Monday, 16 June 2014

Regulatory Intelligence is not...

Having considered previously what is the essence of regulatory intelligence (RI), to help clear up some confusions and misconceptions it is also worth considering some other disciplines which are distinct from (and often confused with) RI.

Business intelligence

Business intelligence seeks to analyse large amounts of data (frequently referred to as “big data”), and transform it into meaningful and useful information to improve how an enterprise conducts its business in a particular field. This will often include looking at their production and sales operations to assess their likely impact in the specified area.

Competitive intelligence

Competitive intelligence analyses the external environment focusing on direct and indirect competitive threats and opportunities in a particular field. The principal aim is to mitigate commercial risk including the identification of likely competitors and establish their capabilities, vulnerabilities and intentions.

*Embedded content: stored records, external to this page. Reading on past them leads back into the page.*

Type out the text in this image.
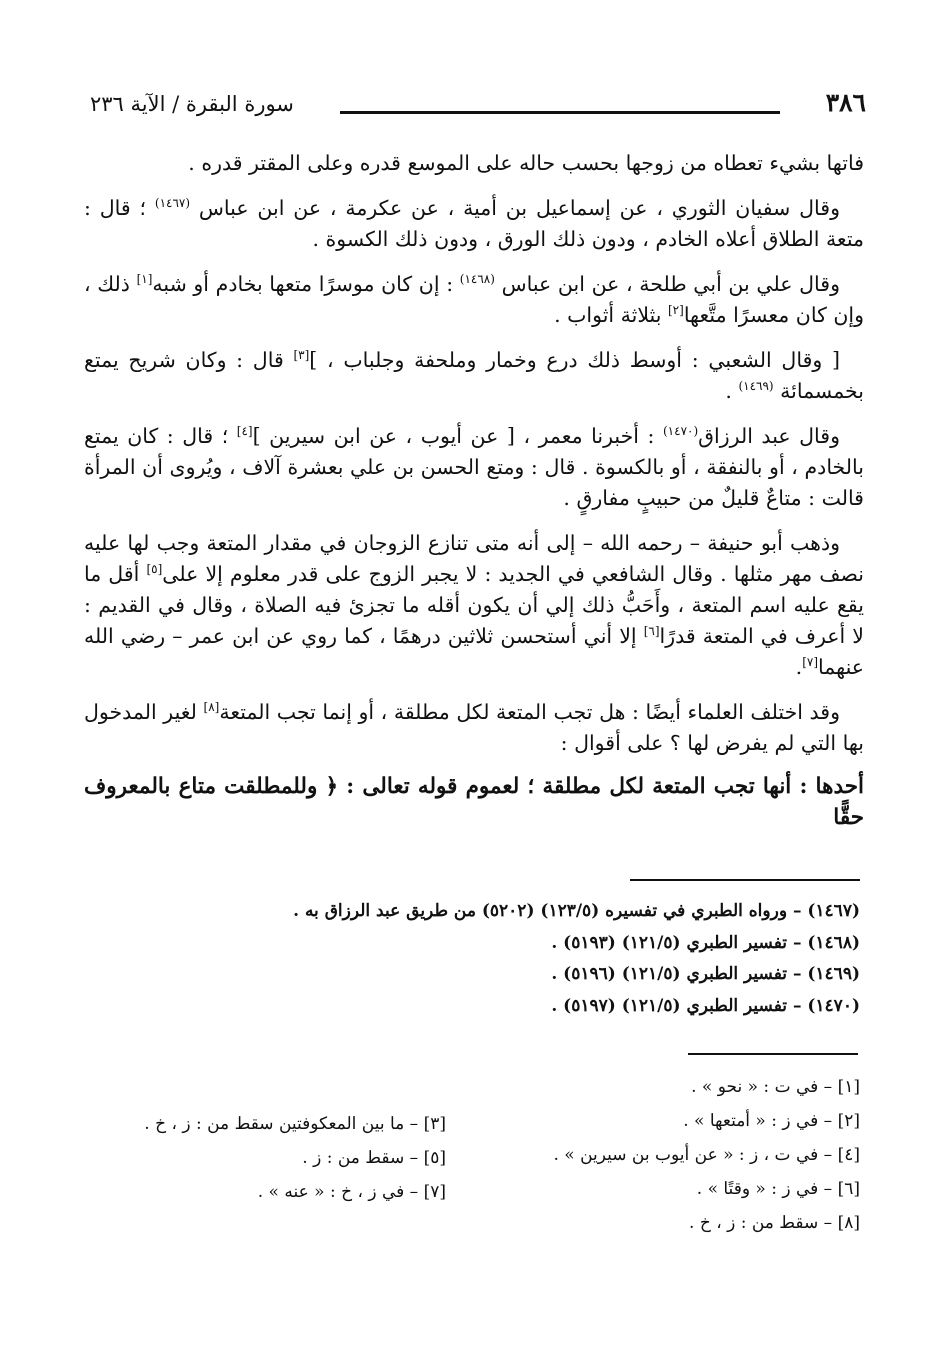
٣٨٦
سورة البقرة / الآية ٢٣٦

فاتها بشيء تعطاه من زوجها بحسب حاله على الموسع قدره وعلى المقتر قدره .

وقال سفيان الثوري ، عن إسماعيل بن أمية ، عن عكرمة ، عن ابن عباس $^{(١٤٦٧)}$ ؛ قال : متعة الطلاق أعلاه الخادم ، ودون ذلك الورق ، ودون ذلك الكسوة .

وقال علي بن أبي طلحة ، عن ابن عباس $^{(١٤٦٨)}$ : إن كان موسرًا متعها بخادم أو شبه[١] ذلك ، وإن كان معسرًا متَّعها[٢] بثلاثة أثواب .

[ وقال الشعبي : أوسط ذلك درع وخمار وملحفة وجلباب ، ][٣] قال : وكان شريح يمتع بخمسمائة $^{(١٤٦٩)}$ .

وقال عبد الرزاق$^{(١٤٧٠)}$ : أخبرنا معمر ، [ عن أيوب ، عن ابن سيرين ][٤] ؛ قال : كان يمتع بالخادم ، أو بالنفقة ، أو بالكسوة . قال : ومتع الحسن بن علي بعشرة آلاف ، ويُروى أن المرأة قالت : متاعٌ قليلٌ من حبيبٍ مفارقٍ .

وذهب أبو حنيفة – رحمه الله – إلى أنه متى تنازع الزوجان في مقدار المتعة وجب لها عليه نصف مهر مثلها . وقال الشافعي في الجديد : لا يجبر الزوج على قدر معلوم إلا على[٥] أقل ما يقع عليه اسم المتعة ، وأَحَبُّ ذلك إلي أن يكون أقله ما تجزئ فيه الصلاة ، وقال في القديم : لا أعرف في المتعة قدرًا[٦] إلا أني أستحسن ثلاثين درهمًا ، كما روي عن ابن عمر – رضي الله عنهما[٧].

وقد اختلف العلماء أيضًا : هل تجب المتعة لكل مطلقة ، أو إنما تجب المتعة[٨] لغير المدخول بها التي لم يفرض لها ؟ على أقوال :

أحدها : أنها تجب المتعة لكل مطلقة ؛ لعموم قوله تعالى : ﴿ وللمطلقت متاع بالمعروف حقًّا

(١٤٦٧) – ورواه الطبري في تفسيره (١٢٣/٥) (٥٢٠٢) من طريق عبد الرزاق به .
(١٤٦٨) – تفسير الطبري (١٢١/٥) (٥١٩٣) .
(١٤٦٩) – تفسير الطبري (١٢١/٥) (٥١٩٦) .
(١٤٧٠) – تفسير الطبري (١٢١/٥) (٥١٩٧) .
[١] – في ت : « نحو » .
[٢] – في ز : « أمتعها » .
[٤] – في ت ، ز : « عن أيوب بن سيرين » .
[٦] – في ز : « وقتًا » .
[٨] – سقط من : ز ، خ .
[٣] – ما بين المعكوفتين سقط من : ز ، خ .
[٥] – سقط من : ز .
[٧] – في ز ، خ : « عنه » .
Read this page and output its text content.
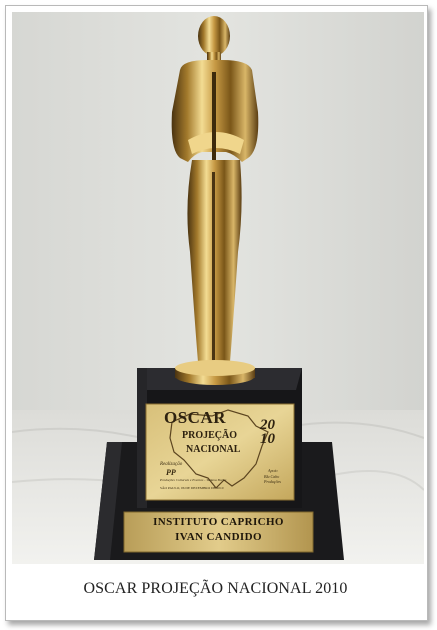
OSCAR
PROJEÇÃO
NACIONAL
2010
Realização
PP
Produções Culturais e Eventos - Tatiana Borba
SÃO PAULO, 06 DE DEZEMBRO DE 2010
Apoio
Blu Cabo Produções
INSTITUTO CAPRICHO
IVAN CANDIDO
OSCAR PROJEÇÃO NACIONAL 2010
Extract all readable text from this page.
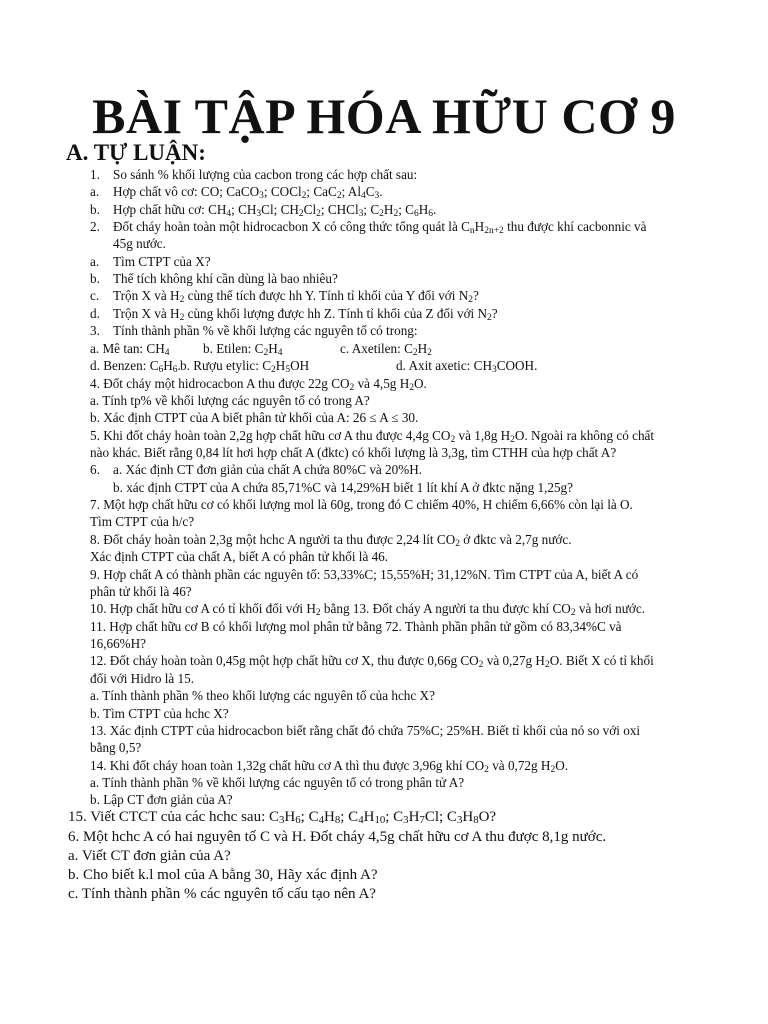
BÀI TẬP HÓA HỮU CƠ 9
A. TỰ LUẬN:
1. So sánh % khối lượng của cacbon trong các hợp chất sau:
a. Hợp chất vô cơ: CO; CaCO$_3$; COCl$_2$; CaC$_2$; $Al_4C_3$.
b. Hợp chất hữu cơ: $CH_4$; $CH_3Cl$; $CH_2Cl_2$; CHCl$_3$; $C_2H_2$; $C_6H_6$.
2. Đốt cháy hoàn toàn một hidrocacbon X có công thức tổng quát là $C_nH_{2n+2}$ thu được khí cacbonnic và
45g nước.
a. Tìm CTPT của X?
b. Thể tích không khí cần dùng là bao nhiêu?
c. Trộn X và $H_2$ cùng thể tích được hh Y. Tính tỉ khối của Y đối với $N_2$?
d. Trộn X và $H_2$ cùng khối lượng được hh Z. Tính tỉ khối của Z đối với $N_2$?
3. Tính thành phần % về khối lượng các nguyên tố có trong:
a. Mê tan: $CH_4$	b. Etilen: $C_2H_4$	c. Axetilen: $C_2H_2$
d. Benzen: $C_6H_6$. b. Rượu etylic: $C_2H_5OH$	d. Axit axetic: $CH_3COOH$.
4. Đốt cháy một hidrocacbon A thu được 22g $CO_2$ và 4,5g $H_2O$.
a. Tính tp% về khối lượng các nguyên tố có trong A?
b. Xác định CTPT của A biết phân tử khối của A: 26 ≤ A ≤ 30.
5. Khi đốt cháy hoàn toàn 2,2g hợp chất hữu cơ A thu được 4,4g $CO_2$ và 1,8g $H_2O$. Ngoài ra không có chất
nào khác. Biết rằng 0,84 lít hơi hợp chất A (đktc) có khối lượng là 3,3g, tìm CTHH của hợp chất A?
6. a. Xác định CT đơn giản của chất A chứa 80%C và 20%H.
b. xác định CTPT của A chứa 85,71%C và 14,29%H biết 1 lít khí A ở đktc nặng 1,25g?
7. Một hợp chất hữu cơ có khối lượng mol là 60g, trong đó C chiếm 40%, H chiếm 6,66% còn lại là O.
Tìm CTPT của h/c?
8. Đốt cháy hoàn toàn 2,3g một hchc A người ta thu được 2,24 lít $CO_2$ ở đktc và 2,7g nước.
Xác định CTPT của chất A, biết A có phân tử khối là 46.
9. Hợp chất A có thành phần các nguyên tố: 53,33%C; 15,55%H; 31,12%N. Tìm CTPT của A, biết A có
phân tử khối là 46?
10. Hợp chất hữu cơ A có tỉ khối đối với $H_2$ bằng 13. Đốt cháy A người ta thu được khí $CO_2$ và hơi nước.
11. Hợp chất hữu cơ B có khối lượng mol phân tử bằng 72. Thành phần phân tử gồm có 83,34%C và
16,66%H?
12. Đốt cháy hoàn toàn 0,45g một hợp chất hữu cơ X, thu được 0,66g $CO_2$ và 0,27g $H_2O$. Biết X có tỉ khối
đối với Hidro là 15.
a. Tính thành phần % theo khối lượng các nguyên tố của hchc X?
b. Tìm CTPT của hchc X?
13. Xác định CTPT của hidrocacbon biết rằng chất đó chứa 75%C; 25%H. Biết tỉ khối của nó so với oxi
bằng 0,5?
14. Khi đốt cháy hoan toàn 1,32g chất hữu cơ A thì thu được 3,96g khí $CO_2$ và 0,72g $H_2O$.
a. Tính thành phần % về khối lượng các nguyên tố có trong phân tử A?
b. Lập CT đơn giản của A?
15. Viết CTCT của các hchc sau: $C_3H_6$; $C_4H_8$; $C_4H_{10}$; $C_3H_7Cl$; $C_3H_8O$?
6. Một hchc A có hai nguyên tố C và H. Đốt cháy 4,5g chất hữu cơ A thu được 8,1g nước.
a. Viết CT đơn giản của A?
b. Cho biết k.l mol của A bằng 30, Hãy xác định A?
c. Tính thành phần % các nguyên tố cấu tạo nên A?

Regulatory information updates

Over the years I have noted that there is a widely-held misconception that RI is all about dissemination and consumption of regulatory news and updates, such as the publication of new guidelines or legislation. If we consider the core elements of intelligence as previously defined, it is clear that this boils down to both the acquisition and the application of knowledge. Such updates clearly incorporate the acquisition of knowledge. However, the application of that knowledge is often sadly neglected, resulting in an undigested deluge of information which leaves little time for those consuming the information to consider its implications.

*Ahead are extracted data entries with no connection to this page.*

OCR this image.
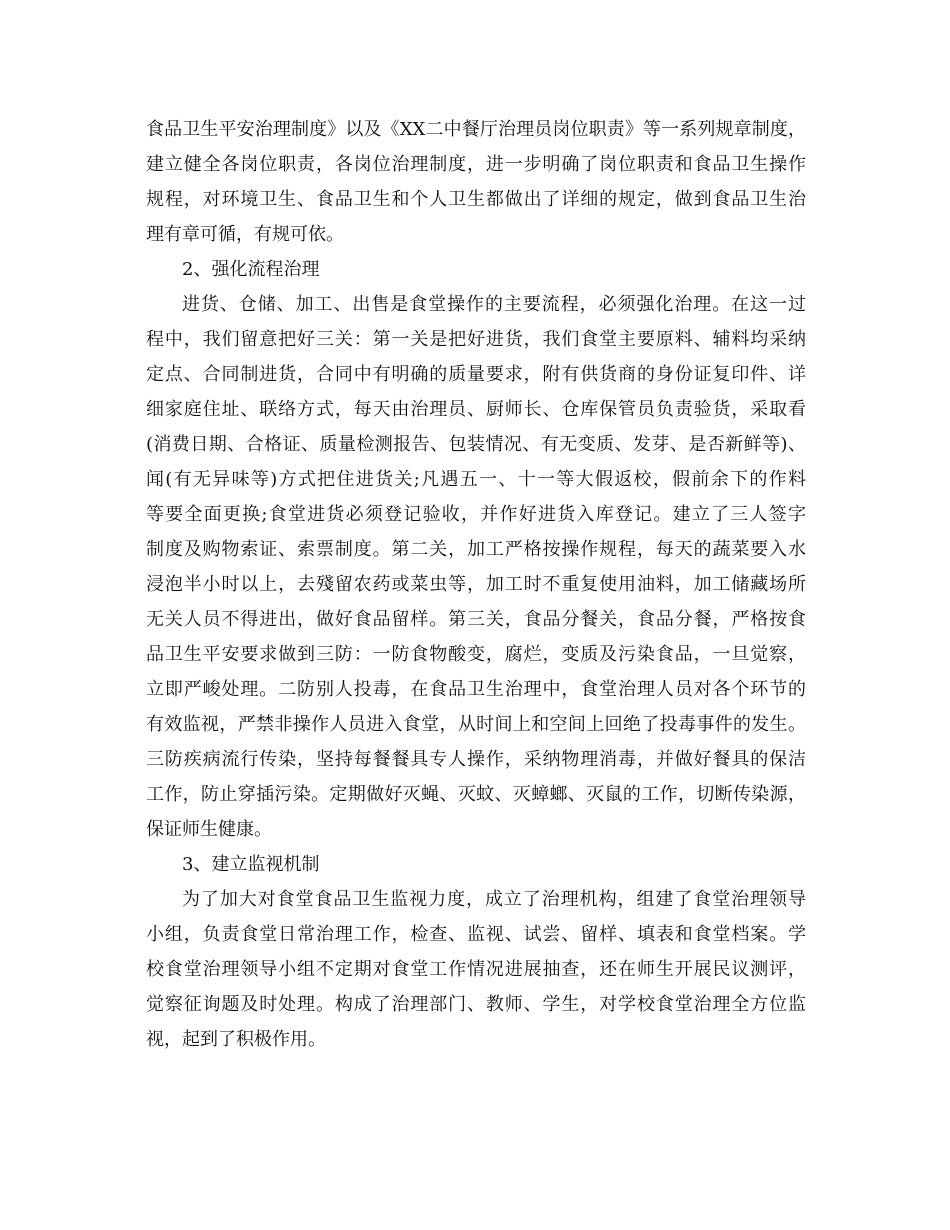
食品卫生平安治理制度》以及《XX二中餐厅治理员岗位职责》等一系列规章制度，
建立健全各岗位职责，各岗位治理制度，进一步明确了岗位职责和食品卫生操作
规程，对环境卫生、食品卫生和个人卫生都做出了详细的规定，做到食品卫生治
理有章可循，有规可依。
2、强化流程治理
进货、仓储、加工、出售是食堂操作的主要流程，必须强化治理。在这一过
程中，我们留意把好三关：第一关是把好进货，我们食堂主要原料、辅料均采纳
定点、合同制进货，合同中有明确的质量要求，附有供货商的身份证复印件、详
细家庭住址、联络方式，每天由治理员、厨师长、仓库保管员负责验货，采取看
(消费日期、合格证、质量检测报告、包装情况、有无变质、发芽、是否新鲜等)、
闻(有无异味等)方式把住进货关;凡遇五一、十一等大假返校，假前余下的作料
等要全面更换;食堂进货必须登记验收，并作好进货入库登记。建立了三人签字
制度及购物索证、索票制度。第二关，加工严格按操作规程，每天的蔬菜要入水
浸泡半小时以上，去殘留农药或菜虫等，加工时不重复使用油料，加工储藏场所
无关人员不得进出，做好食品留样。第三关，食品分餐关，食品分餐，严格按食
品卫生平安要求做到三防：一防食物酸变，腐烂，变质及污染食品，一旦觉察，
立即严峻处理。二防别人投毒，在食品卫生治理中，食堂治理人员对各个环节的
有效监视，严禁非操作人员进入食堂，从时间上和空间上回绝了投毒事件的发生。
三防疾病流行传染，坚持每餐餐具专人操作，采纳物理消毒，并做好餐具的保洁
工作，防止穿插污染。定期做好灭蝇、灭蚊、灭蟑螂、灭鼠的工作，切断传染源，
保证师生健康。
3、建立监视机制
为了加大对食堂食品卫生监视力度，成立了治理机构，组建了食堂治理领导
小组，负责食堂日常治理工作，检查、监视、试尝、留样、填表和食堂档案。学
校食堂治理领导小组不定期对食堂工作情况进展抽查，还在师生开展民议测评，
觉察征询题及时处理。构成了治理部门、教师、学生，对学校食堂治理全方位监
视，起到了积极作用。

Regulatory intelligence is...

The role of regulatory intelligence is to consider all relevant information sources and to determine the value of the knowledge contained therein and how it should be applied in each particular case. This must be done with reference to the goals and objectives in the development of each medicine or potential medicine for which it is being considered.

In contrast, the output of regulatory news streams and updates is a high volume of minimally digested information. Whereas the output of proper regulatory intelligence directly impacts regulatory strategy by clearly communicating the implications of the evolving regulatory environment.

How does regulatory intelligence relate to these other disciplines?

Although the above summary shows how the discipline of regulatory intelligence differs from business intelligence and competitive intelligence, there is much interdependency among them which requires joined-up thinking to ensure appropriate synergies are maximised. So, for example, in considering the competitive landscape it is vital to consider what regulatory options are likely to be utilised when developing a particular medicine and to leverage the understanding of the strengths and weaknesses of each option in given scenarios. Conversely, when analysing the regulatory options and evaluating the likely outcomes of these, it is essential to understand the competitors, their intentions and any dialogues which may already be underway with regulators, which can set precedents that may impact regulatory strategy and lead to competitive advantage.

I realise this article overlooks much detail which needs to be take into account. However, I think it highlights some important misconceptions around regulatory intelligence, which needs more detailed consideration.